First, I thought that <= check is cheaper, and it's some kind of optimization. But if I change my initial code to
if (val <= 0) {
return "no";
} else {
return "yes";
}
it still will be reversed in bytecode:
L0
LINENUMBER 12 L0
ILOAD 0
IFGT L1
L2
LINENUMBER 13 L2
LDC "no"
ARETURN
L1
LINENUMBER 15 L1
FRAME SAME
LDC "yes"
ARETURN
So, is there a reason for such behavior? Can it be changed to straightforward?
It is probably done like this so that the two blocks of code in the if show up in the same order in the translated bytecode.
For example, this Java code:
if (val > 0) {
return "yes";
} else {
return "no";
}
Translates to something like this (pseudocode):
If val <= 0, then branch to L1
return "yes"
L1:
return "no"
Note that in the original Java code, the if condition is checked to see if the first block of code should run, while in the translated bytecode the check is done to see if the branch should be taken (skipping over the first block of code). So it needs to check a complementary condition.
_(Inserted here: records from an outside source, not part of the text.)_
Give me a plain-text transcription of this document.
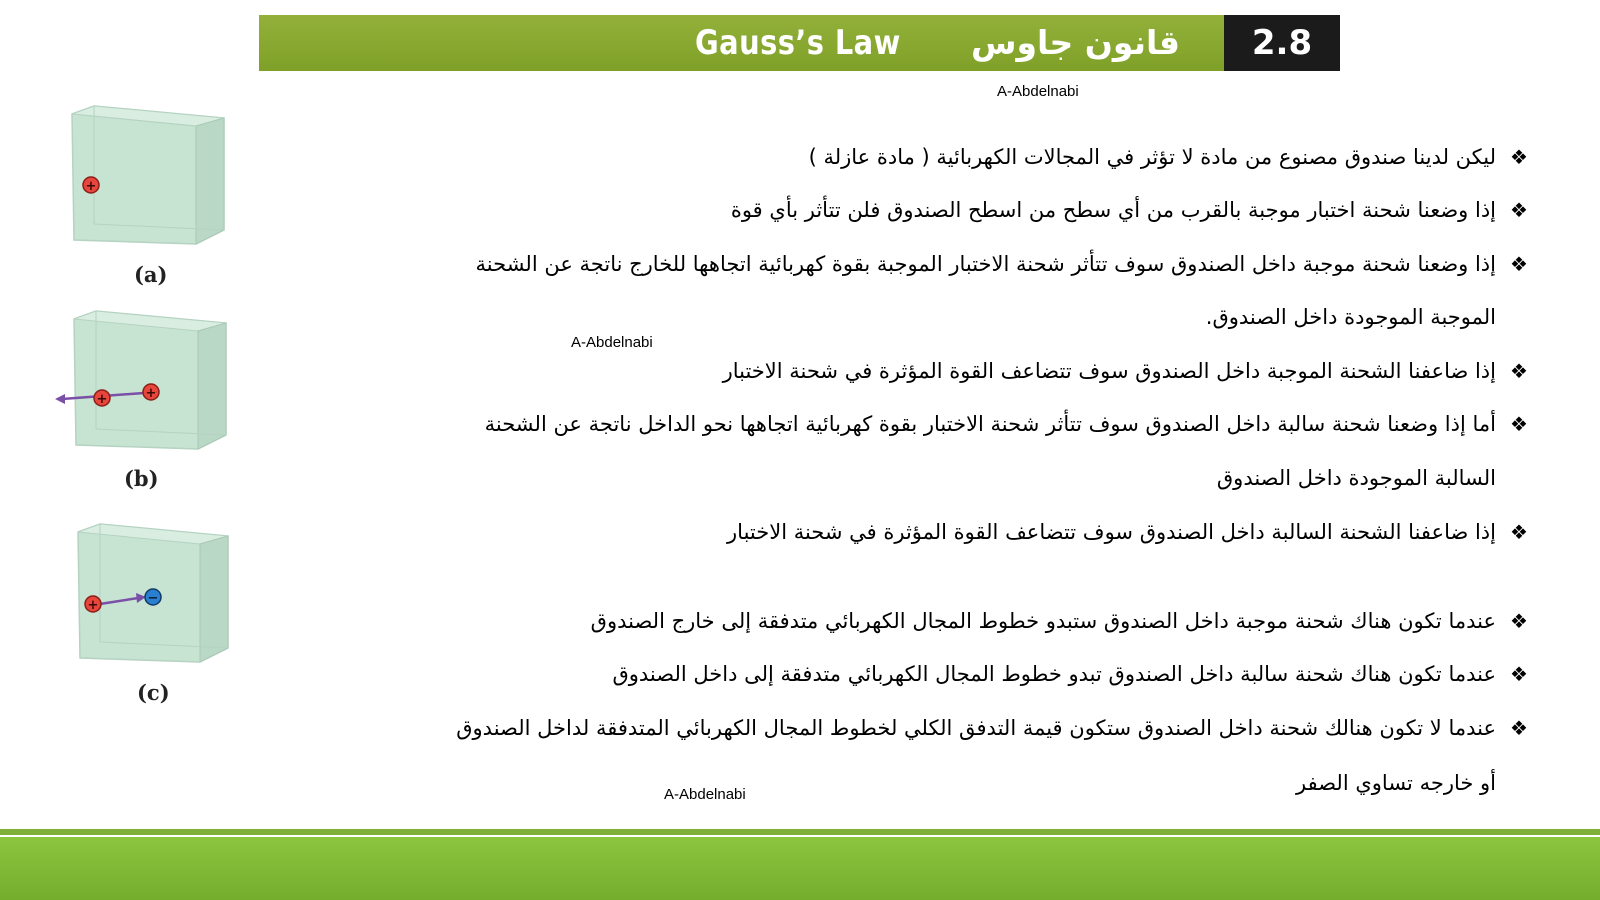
Gauss’s Law قانون جاوس 2.8
A-Abdelnabi
A-Abdelnabi
A-Abdelnabi
❖
ليكن لدينا صندوق مصنوع من مادة لا تؤثر في المجالات الكهربائية ( مادة عازلة )
❖
إذا وضعنا شحنة اختبار موجبة بالقرب من أي سطح من اسطح الصندوق فلن تتأثر بأي قوة
❖
إذا وضعنا شحنة موجبة داخل الصندوق سوف تتأثر شحنة الاختبار الموجبة بقوة كهربائية اتجاهها للخارج ناتجة عن الشحنة
الموجبة الموجودة داخل الصندوق.
❖
إذا ضاعفنا الشحنة الموجبة داخل الصندوق سوف تتضاعف القوة المؤثرة في شحنة الاختبار
❖
أما إذا وضعنا شحنة سالبة داخل الصندوق سوف تتأثر شحنة الاختبار بقوة كهربائية اتجاهها نحو الداخل ناتجة عن الشحنة
السالبة الموجودة داخل الصندوق
❖
إذا ضاعفنا الشحنة السالبة داخل الصندوق سوف تتضاعف القوة المؤثرة في شحنة الاختبار
❖
عندما تكون هناك شحنة موجبة داخل الصندوق ستبدو خطوط المجال الكهربائي متدفقة إلى خارج الصندوق
❖
عندما تكون هناك شحنة سالبة داخل الصندوق تبدو خطوط المجال الكهربائي متدفقة إلى داخل الصندوق
❖
عندما لا تكون هنالك شحنة داخل الصندوق ستكون قيمة التدفق الكلي لخطوط المجال الكهربائي المتدفقة لداخل الصندوق
أو خارجه تساوي الصفر
+
(a)
+	+
(b)
+	−
(c)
Can it be changed to straightforward?
Of course it would also be possible to preserve the condition, but then you would need to reverse the order of the two code blocks:
If val > 0, then branch to L1
return "no"
L1:
return "yes"
I would not say that this version is "more straighforward" than the previous one, though.
Anyway, why would you want to change it? Both versions should be just fine.